In a world where feminism as a whole is often touted as a bad word, radical feminism in particular is marginalized, not only by the mainstream media, but often within third-wave feminist discourse. Are we afraid to be 'too' radical at the risk of alienating the masses? Or is radical feminism simply misunderstood?
This radio documentary asks: Where have all the radicals gone? Has feminism been swept up in the neoliberal current? Have we de-radicalized in order to be more palatable to the masses? In the face of strippercize, Sarah Palin, and 'post-feminism,' is feminism in need of a re-radicalization?
Featuring an interview with renowned feminist scholar, Sheila Jeffreys, your host Meghan Murphy explores all these questions and more.
Veering quite a bit in format from The F Word's regular programming, this extensive exploration of radical feminism and how it relates to contemporary feminist discourse is a little more academic in nature. Hang in there!

2 comments:

Meghan Emily Murphy said...

Great post! And excellent comments and criticisms of radical feminism.
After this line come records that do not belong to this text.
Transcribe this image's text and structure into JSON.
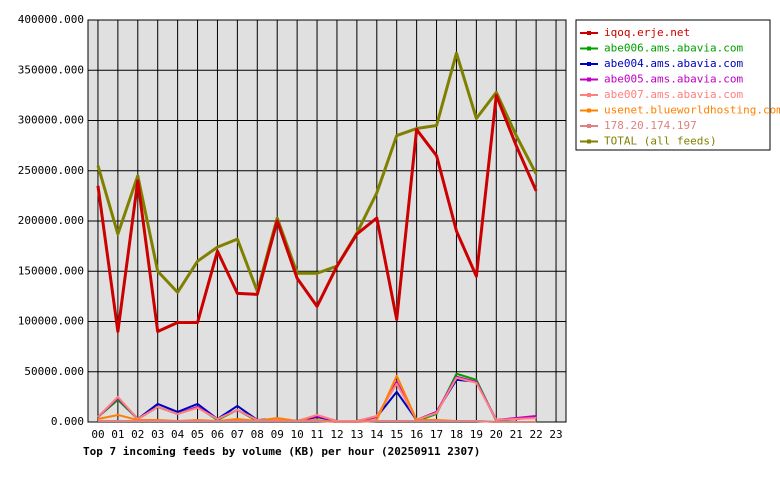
{
  "chart_data": {
    "type": "line",
    "title": "Top 7 incoming feeds by volume (KB) per hour (20250911 2307)",
    "categories": [
      "00",
      "01",
      "02",
      "03",
      "04",
      "05",
      "06",
      "07",
      "08",
      "09",
      "10",
      "11",
      "12",
      "13",
      "14",
      "15",
      "16",
      "17",
      "18",
      "19",
      "20",
      "21",
      "22",
      "23"
    ],
    "ylim": [
      0,
      400000
    ],
    "yticks": [
      {
        "value": 0,
        "label": "0.000"
      },
      {
        "value": 50000,
        "label": "50000.000"
      },
      {
        "value": 100000,
        "label": "100000.000"
      },
      {
        "value": 150000,
        "label": "150000.000"
      },
      {
        "value": 200000,
        "label": "200000.000"
      },
      {
        "value": 250000,
        "label": "250000.000"
      },
      {
        "value": 300000,
        "label": "300000.000"
      },
      {
        "value": 350000,
        "label": "350000.000"
      },
      {
        "value": 400000,
        "label": "400000.000"
      }
    ],
    "grid": true,
    "legend": "right",
    "series": [
      {
        "name": "iqoq.erje.net",
        "color": "#cc0000",
        "values": [
          235000,
          90000,
          240000,
          90000,
          99000,
          99000,
          170000,
          128000,
          127000,
          200000,
          143000,
          115000,
          155000,
          187000,
          203000,
          102000,
          291000,
          265000,
          190000,
          145000,
          325000,
          275000,
          230000,
          null
        ]
      },
      {
        "name": "abe006.ams.abavia.com",
        "color": "#00a000",
        "values": [
          5000,
          22000,
          3000,
          15000,
          8000,
          15000,
          2000,
          12000,
          1000,
          2000,
          1000,
          6000,
          1000,
          1000,
          5000,
          40000,
          1000,
          8000,
          48000,
          42000,
          1000,
          3000,
          5000,
          null
        ]
      },
      {
        "name": "abe004.ams.abavia.com",
        "color": "#0000c0",
        "values": [
          5000,
          24000,
          3000,
          18000,
          10000,
          18000,
          3000,
          16000,
          2000,
          3000,
          1000,
          5000,
          1000,
          1000,
          5000,
          30000,
          2000,
          10000,
          42000,
          40000,
          2000,
          3000,
          5000,
          null
        ]
      },
      {
        "name": "abe005.ams.abavia.com",
        "color": "#c000c0",
        "values": [
          5000,
          24000,
          3000,
          15000,
          8000,
          15000,
          3000,
          12000,
          2000,
          2000,
          1000,
          6000,
          1000,
          1000,
          5000,
          40000,
          2000,
          10000,
          45000,
          40000,
          2000,
          4000,
          6000,
          null
        ]
      },
      {
        "name": "abe007.ams.abavia.com",
        "color": "#ff8080",
        "values": [
          5000,
          25000,
          3000,
          15000,
          8000,
          14000,
          3000,
          12000,
          2000,
          2000,
          1000,
          7000,
          1000,
          1000,
          6000,
          38000,
          2000,
          9000,
          44000,
          39000,
          2000,
          3000,
          4000,
          null
        ]
      },
      {
        "name": "usenet.blueworldhosting.com",
        "color": "#ff8000",
        "values": [
          3000,
          7000,
          2000,
          2000,
          1000,
          2000,
          1000,
          3000,
          1000,
          4000,
          1000,
          2000,
          0,
          0,
          2000,
          46000,
          2000,
          2000,
          1000,
          1000,
          0,
          0,
          0,
          null
        ]
      },
      {
        "name": "178.20.174.197",
        "color": "#e08080",
        "values": [
          1000,
          1000,
          1000,
          1000,
          1000,
          1000,
          1000,
          1000,
          1000,
          1000,
          1000,
          1000,
          0,
          0,
          1000,
          1000,
          1000,
          1000,
          1000,
          1000,
          0,
          0,
          0,
          null
        ]
      },
      {
        "name": "TOTAL (all feeds)",
        "color": "#808000",
        "values": [
          255000,
          187000,
          245000,
          150000,
          129000,
          160000,
          174000,
          182000,
          130000,
          203000,
          148000,
          148000,
          155000,
          188000,
          228000,
          285000,
          292000,
          295000,
          367000,
          302000,
          328000,
          285000,
          247000,
          null
        ]
      }
    ]
  }
}
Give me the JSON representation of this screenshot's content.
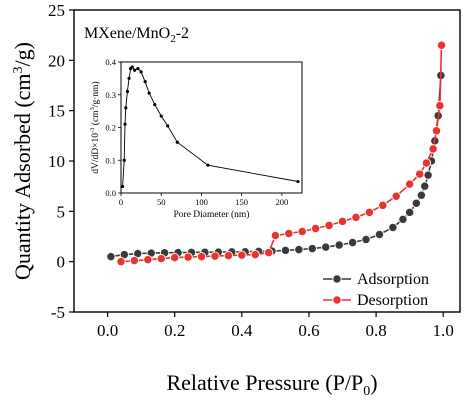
{
  "chart_data": {
    "type": "scatter",
    "panel_label": "MXene/MnO",
    "panel_label_sub": "2",
    "panel_label_suffix": "-2",
    "xlabel": "Relative Pressure (P/P",
    "xlabel_sub": "0",
    "xlabel_suffix": ")",
    "ylabel": "Quantity Adsorbed (cm",
    "ylabel_sup": "3",
    "ylabel_suffix": "/g)",
    "xlim": [
      -0.1,
      1.05
    ],
    "ylim": [
      -5,
      25
    ],
    "xticks": [
      "0.0",
      "0.2",
      "0.4",
      "0.6",
      "0.8",
      "1.0"
    ],
    "xtick_values": [
      0.0,
      0.2,
      0.4,
      0.6,
      0.8,
      1.0
    ],
    "yticks": [
      "-5",
      "0",
      "5",
      "10",
      "15",
      "20",
      "25"
    ],
    "ytick_values": [
      -5,
      0,
      5,
      10,
      15,
      20,
      25
    ],
    "legend_position": "lower-right",
    "series": [
      {
        "name": "Adsorption",
        "color": "#3a3a3a",
        "x": [
          0.01,
          0.05,
          0.09,
          0.13,
          0.17,
          0.21,
          0.25,
          0.29,
          0.33,
          0.37,
          0.41,
          0.45,
          0.49,
          0.53,
          0.57,
          0.61,
          0.65,
          0.69,
          0.73,
          0.77,
          0.81,
          0.85,
          0.88,
          0.9,
          0.92,
          0.935,
          0.945,
          0.955,
          0.965,
          0.975,
          0.985,
          0.993
        ],
        "y": [
          0.5,
          0.7,
          0.8,
          0.85,
          0.88,
          0.9,
          0.92,
          0.94,
          0.95,
          0.97,
          0.99,
          1.02,
          1.05,
          1.12,
          1.2,
          1.3,
          1.45,
          1.65,
          1.9,
          2.2,
          2.7,
          3.4,
          4.2,
          4.9,
          5.8,
          6.6,
          7.5,
          8.6,
          10.0,
          12.0,
          14.5,
          18.5
        ]
      },
      {
        "name": "Desorption",
        "color": "#e8332e",
        "x": [
          0.04,
          0.08,
          0.12,
          0.16,
          0.2,
          0.24,
          0.28,
          0.32,
          0.36,
          0.4,
          0.44,
          0.48,
          0.5,
          0.54,
          0.58,
          0.62,
          0.66,
          0.7,
          0.74,
          0.78,
          0.82,
          0.86,
          0.9,
          0.93,
          0.95,
          0.97,
          0.98,
          0.99,
          0.995
        ],
        "y": [
          0.0,
          0.1,
          0.2,
          0.3,
          0.4,
          0.45,
          0.5,
          0.55,
          0.6,
          0.65,
          0.7,
          0.9,
          2.6,
          2.8,
          3.0,
          3.3,
          3.6,
          4.0,
          4.4,
          4.9,
          5.6,
          6.5,
          7.7,
          8.7,
          9.8,
          11.2,
          13.0,
          15.5,
          21.5
        ]
      }
    ],
    "inset": {
      "type": "line",
      "xlabel": "Pore Diameter (nm)",
      "ylabel": "dV/dD×10",
      "ylabel_sup": "-3",
      "ylabel_suffix": " (cm",
      "ylabel_sup2": "3",
      "ylabel_suffix2": "/g·nm)",
      "xlim": [
        0,
        225
      ],
      "ylim": [
        0,
        0.4
      ],
      "xticks": [
        "0",
        "50",
        "100",
        "150",
        "200"
      ],
      "xtick_values": [
        0,
        50,
        100,
        150,
        200
      ],
      "yticks": [
        "0.0",
        "0.1",
        "0.2",
        "0.3",
        "0.4"
      ],
      "ytick_values": [
        0,
        0.1,
        0.2,
        0.3,
        0.4
      ],
      "x": [
        2,
        4,
        5,
        6,
        8,
        10,
        12,
        14,
        17,
        21,
        25,
        30,
        35,
        42,
        50,
        58,
        70,
        108,
        220
      ],
      "y": [
        0.02,
        0.1,
        0.21,
        0.26,
        0.31,
        0.35,
        0.38,
        0.385,
        0.375,
        0.38,
        0.37,
        0.34,
        0.305,
        0.27,
        0.235,
        0.205,
        0.155,
        0.085,
        0.035
      ]
    }
  }
}
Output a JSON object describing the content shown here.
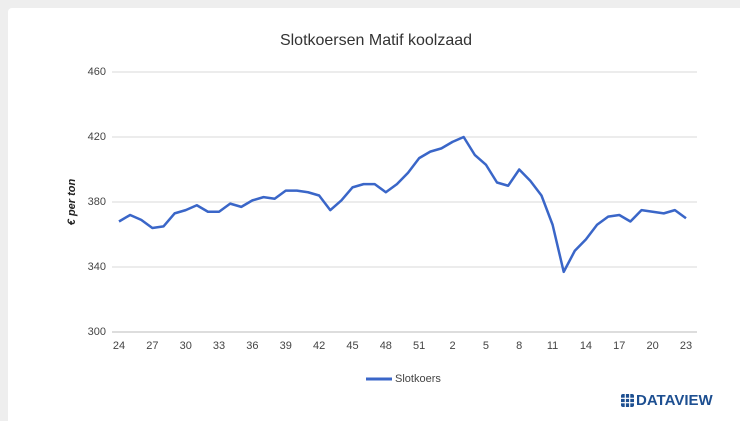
{
  "chart_data": {
    "type": "line",
    "title": "Slotkoersen Matif koolzaad",
    "y_label": "€ per ton",
    "categories": [
      "24",
      null,
      null,
      "27",
      null,
      null,
      "30",
      null,
      null,
      "33",
      null,
      null,
      "36",
      null,
      null,
      "39",
      null,
      null,
      "42",
      null,
      null,
      "45",
      null,
      null,
      "48",
      null,
      null,
      "51",
      null,
      null,
      "2",
      null,
      null,
      "5",
      null,
      null,
      "8",
      null,
      null,
      "11",
      null,
      null,
      "14",
      null,
      null,
      "17",
      null,
      null,
      "20",
      null,
      null,
      "23"
    ],
    "series": [
      {
        "name": "Slotkoers",
        "color": "#3a66c8",
        "values": [
          368,
          372,
          369,
          364,
          365,
          373,
          375,
          378,
          374,
          374,
          379,
          377,
          381,
          383,
          382,
          387,
          387,
          386,
          384,
          375,
          381,
          389,
          391,
          391,
          386,
          391,
          398,
          407,
          411,
          413,
          417,
          420,
          409,
          403,
          392,
          390,
          400,
          393,
          384,
          366,
          337,
          350,
          357,
          366,
          371,
          372,
          368,
          375,
          374,
          373,
          375,
          370
        ]
      }
    ],
    "ylim": [
      300,
      460
    ],
    "yticks": [
      300,
      340,
      380,
      420,
      460
    ],
    "grid": true,
    "legend": "bottom",
    "brand": "DATAVIEW"
  }
}
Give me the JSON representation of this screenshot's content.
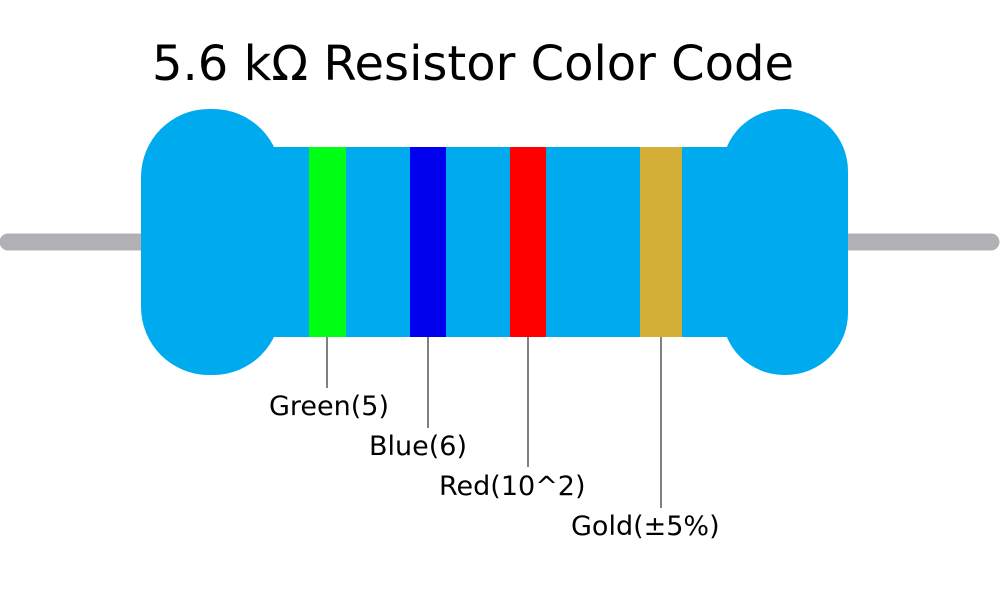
{
  "title": "5.6 kΩ Resistor Color Code",
  "colors": {
    "body": "#00aaee",
    "lead": "#b0b0b5",
    "background": "#ffffff"
  },
  "bands": [
    {
      "label": "Green(5)",
      "color": "#00ff14"
    },
    {
      "label": "Blue(6)",
      "color": "#0000ee"
    },
    {
      "label": "Red(10^2)",
      "color": "#ff0000"
    },
    {
      "label": "Gold(±5%)",
      "color": "#d4af37"
    }
  ]
}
Thank you for pointing out what is missing (which is a lot).

Julian Real said...

Hi Meghan,

I'm glad your comment came through fine. :)

I'll just clarify that my criticisms are of some expressions of white feminism, and of anti-feminism, and of some people--female and male--in both groups who call themselves "radical" but not in ways that are all that related to or validating of most girls and women's experience and organised efforts to resist and transform patriarchal societies, from what radical feminist contacts around the world tell me.

And most of the radical feminists informing me of the unchecked class and race privilege and racist-misogyny of some white points of view are not white feminist-identified women. They are Asian, Arab, Indigenous, Brown, and Black activist women.